Bei einer niedrigschwelligen elektrischen Reizung tapste der Roboter denn auch gemächlich vor sich hin. Überschritt die Frequenz jedoch einen bestimmten Schwellenwert, wurde der Schwimmmodus eingeleitet und die Wirbelsegmente des Roboters entsprechend bewegt. Die Umpolung vom Landgang auf die Schwimmbewegung erfolgte also durch eine Erhöhung der Reizfrequenz. Gleichzeitig wurde die Bewegung schneller, je höher die Frequenz der Reizung war. Die Konsequenz: In Freilandversuchen am Genfer See bewegte sich der elektronische Salamander genauso wie sein lebendes Vorbild – langsam zu Lande, schnell im Wasser. Zudem ähnelten die Bewegungsabläufe des Roboters die seines biologischen Vetters aufs Haar.

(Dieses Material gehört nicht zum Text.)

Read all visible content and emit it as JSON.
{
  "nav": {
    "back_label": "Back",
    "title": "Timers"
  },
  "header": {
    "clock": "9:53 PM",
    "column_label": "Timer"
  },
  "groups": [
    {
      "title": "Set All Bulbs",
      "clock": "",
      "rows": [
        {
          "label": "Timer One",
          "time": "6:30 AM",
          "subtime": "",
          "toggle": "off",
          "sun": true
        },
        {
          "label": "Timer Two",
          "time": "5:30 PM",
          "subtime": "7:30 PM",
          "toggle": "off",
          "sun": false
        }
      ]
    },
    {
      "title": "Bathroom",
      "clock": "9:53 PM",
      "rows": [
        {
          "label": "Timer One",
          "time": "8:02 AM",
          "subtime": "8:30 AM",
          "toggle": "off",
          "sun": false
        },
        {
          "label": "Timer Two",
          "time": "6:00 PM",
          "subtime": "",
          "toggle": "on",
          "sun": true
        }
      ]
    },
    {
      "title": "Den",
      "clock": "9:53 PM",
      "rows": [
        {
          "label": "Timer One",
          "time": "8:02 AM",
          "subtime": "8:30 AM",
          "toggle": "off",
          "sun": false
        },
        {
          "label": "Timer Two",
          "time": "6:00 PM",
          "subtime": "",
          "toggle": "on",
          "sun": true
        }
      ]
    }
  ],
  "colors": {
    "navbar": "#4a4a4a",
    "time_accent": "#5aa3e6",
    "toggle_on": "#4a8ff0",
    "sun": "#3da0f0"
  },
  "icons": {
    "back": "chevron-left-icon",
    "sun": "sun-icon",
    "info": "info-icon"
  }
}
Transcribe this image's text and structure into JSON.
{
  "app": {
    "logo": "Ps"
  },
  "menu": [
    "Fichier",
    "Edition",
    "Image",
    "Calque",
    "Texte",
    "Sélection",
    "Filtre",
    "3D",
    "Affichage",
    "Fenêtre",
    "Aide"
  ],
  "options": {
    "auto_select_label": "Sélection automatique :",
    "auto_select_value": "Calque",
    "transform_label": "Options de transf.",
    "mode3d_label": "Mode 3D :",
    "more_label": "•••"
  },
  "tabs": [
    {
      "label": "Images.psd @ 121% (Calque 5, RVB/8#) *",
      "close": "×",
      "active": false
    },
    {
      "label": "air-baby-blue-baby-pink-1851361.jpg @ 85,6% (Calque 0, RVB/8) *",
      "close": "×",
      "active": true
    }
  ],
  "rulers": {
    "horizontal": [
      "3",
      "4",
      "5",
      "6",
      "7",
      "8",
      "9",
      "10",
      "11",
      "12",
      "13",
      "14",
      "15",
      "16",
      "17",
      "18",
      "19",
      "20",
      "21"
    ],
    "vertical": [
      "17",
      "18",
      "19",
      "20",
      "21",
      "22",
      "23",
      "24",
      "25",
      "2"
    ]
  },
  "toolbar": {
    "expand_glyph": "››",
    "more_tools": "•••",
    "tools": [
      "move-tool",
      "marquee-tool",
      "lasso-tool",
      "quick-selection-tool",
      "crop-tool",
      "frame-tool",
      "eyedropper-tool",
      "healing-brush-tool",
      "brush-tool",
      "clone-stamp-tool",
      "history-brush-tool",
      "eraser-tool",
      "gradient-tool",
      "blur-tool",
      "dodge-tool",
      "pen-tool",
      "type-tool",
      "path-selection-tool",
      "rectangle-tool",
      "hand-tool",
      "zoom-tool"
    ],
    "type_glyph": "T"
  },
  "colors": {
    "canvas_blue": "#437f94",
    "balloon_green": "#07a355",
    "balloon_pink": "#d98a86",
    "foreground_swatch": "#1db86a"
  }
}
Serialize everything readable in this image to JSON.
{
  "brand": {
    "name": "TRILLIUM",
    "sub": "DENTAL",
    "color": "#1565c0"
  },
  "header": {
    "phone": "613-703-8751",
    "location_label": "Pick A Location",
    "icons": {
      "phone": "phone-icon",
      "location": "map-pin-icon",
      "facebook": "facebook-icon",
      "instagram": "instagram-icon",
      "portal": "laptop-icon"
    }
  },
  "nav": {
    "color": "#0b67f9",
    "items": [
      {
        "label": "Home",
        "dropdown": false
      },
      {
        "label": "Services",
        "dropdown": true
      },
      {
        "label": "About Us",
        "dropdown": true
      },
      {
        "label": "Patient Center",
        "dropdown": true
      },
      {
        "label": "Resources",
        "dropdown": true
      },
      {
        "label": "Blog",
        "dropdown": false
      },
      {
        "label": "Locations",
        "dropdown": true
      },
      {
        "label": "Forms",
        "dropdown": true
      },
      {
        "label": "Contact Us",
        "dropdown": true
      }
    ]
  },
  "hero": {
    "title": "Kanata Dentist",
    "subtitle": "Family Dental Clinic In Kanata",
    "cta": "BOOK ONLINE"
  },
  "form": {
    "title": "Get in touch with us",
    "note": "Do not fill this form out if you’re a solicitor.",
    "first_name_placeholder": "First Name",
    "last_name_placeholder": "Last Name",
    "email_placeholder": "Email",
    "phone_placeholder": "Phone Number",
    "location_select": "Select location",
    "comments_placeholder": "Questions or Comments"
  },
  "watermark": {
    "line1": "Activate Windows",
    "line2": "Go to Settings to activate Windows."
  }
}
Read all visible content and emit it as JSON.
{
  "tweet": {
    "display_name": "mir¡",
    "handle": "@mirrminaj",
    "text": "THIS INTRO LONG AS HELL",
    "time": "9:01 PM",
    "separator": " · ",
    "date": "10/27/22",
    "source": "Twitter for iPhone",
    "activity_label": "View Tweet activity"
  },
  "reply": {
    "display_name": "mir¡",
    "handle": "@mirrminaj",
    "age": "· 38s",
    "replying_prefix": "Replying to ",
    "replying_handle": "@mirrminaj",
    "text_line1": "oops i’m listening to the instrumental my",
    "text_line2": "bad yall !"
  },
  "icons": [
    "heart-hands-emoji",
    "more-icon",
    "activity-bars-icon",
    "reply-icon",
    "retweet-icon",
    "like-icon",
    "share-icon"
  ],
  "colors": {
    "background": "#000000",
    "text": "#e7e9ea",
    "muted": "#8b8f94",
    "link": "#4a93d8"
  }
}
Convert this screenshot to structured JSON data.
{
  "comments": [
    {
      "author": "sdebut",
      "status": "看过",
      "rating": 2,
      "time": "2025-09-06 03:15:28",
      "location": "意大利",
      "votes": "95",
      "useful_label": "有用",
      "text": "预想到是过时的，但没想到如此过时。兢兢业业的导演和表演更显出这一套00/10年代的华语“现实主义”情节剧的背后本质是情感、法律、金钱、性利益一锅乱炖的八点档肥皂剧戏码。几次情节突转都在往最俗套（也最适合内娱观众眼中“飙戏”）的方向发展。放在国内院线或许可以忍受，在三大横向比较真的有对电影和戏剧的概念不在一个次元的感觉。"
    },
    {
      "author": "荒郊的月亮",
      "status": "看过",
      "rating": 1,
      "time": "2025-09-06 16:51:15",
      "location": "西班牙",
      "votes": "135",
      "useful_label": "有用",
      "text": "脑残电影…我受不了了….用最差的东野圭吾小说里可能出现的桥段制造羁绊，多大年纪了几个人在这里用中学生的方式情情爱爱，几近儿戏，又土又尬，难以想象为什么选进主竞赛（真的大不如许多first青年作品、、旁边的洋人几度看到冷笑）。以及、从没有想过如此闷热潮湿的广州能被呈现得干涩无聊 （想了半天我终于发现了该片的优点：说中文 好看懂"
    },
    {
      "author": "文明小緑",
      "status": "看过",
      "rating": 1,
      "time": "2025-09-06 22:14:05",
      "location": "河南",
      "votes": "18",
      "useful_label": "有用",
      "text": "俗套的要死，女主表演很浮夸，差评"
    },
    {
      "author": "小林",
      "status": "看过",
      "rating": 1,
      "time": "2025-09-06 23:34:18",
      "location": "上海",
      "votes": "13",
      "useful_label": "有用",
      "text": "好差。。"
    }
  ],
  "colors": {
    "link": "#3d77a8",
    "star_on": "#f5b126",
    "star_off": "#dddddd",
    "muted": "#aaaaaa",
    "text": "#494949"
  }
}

Ob die Neuronenschaltungen im Salamander nun denen des Modells eins zu eins entsprechen, muss noch ermittelt werden. Für die Robotik jedoch ist der Robo-Salamander schon jetzt ein Erfolg. Denn die Bewegung in unterschiedlichem Gelände und das Umschalten auf unterschiedliche Geschwindigkeiten und Gangarten stellt für die meisten Automaten bislang noch eine riesige Hürde da. Sich für die Lösung solcher Probleme an der Natur zu orientieren, könne daher durchaus fruchtbar sein, sind sich Auke Ijspeert und sein Team sicher. Sie müssen es wissen: Neben ihrem Robo-Salamander haben die Forscher schon andere biologisch inspirierte Roboter gebaut, unter anderem einen Fisch und einen krabbelnden Baby-Humanoiden.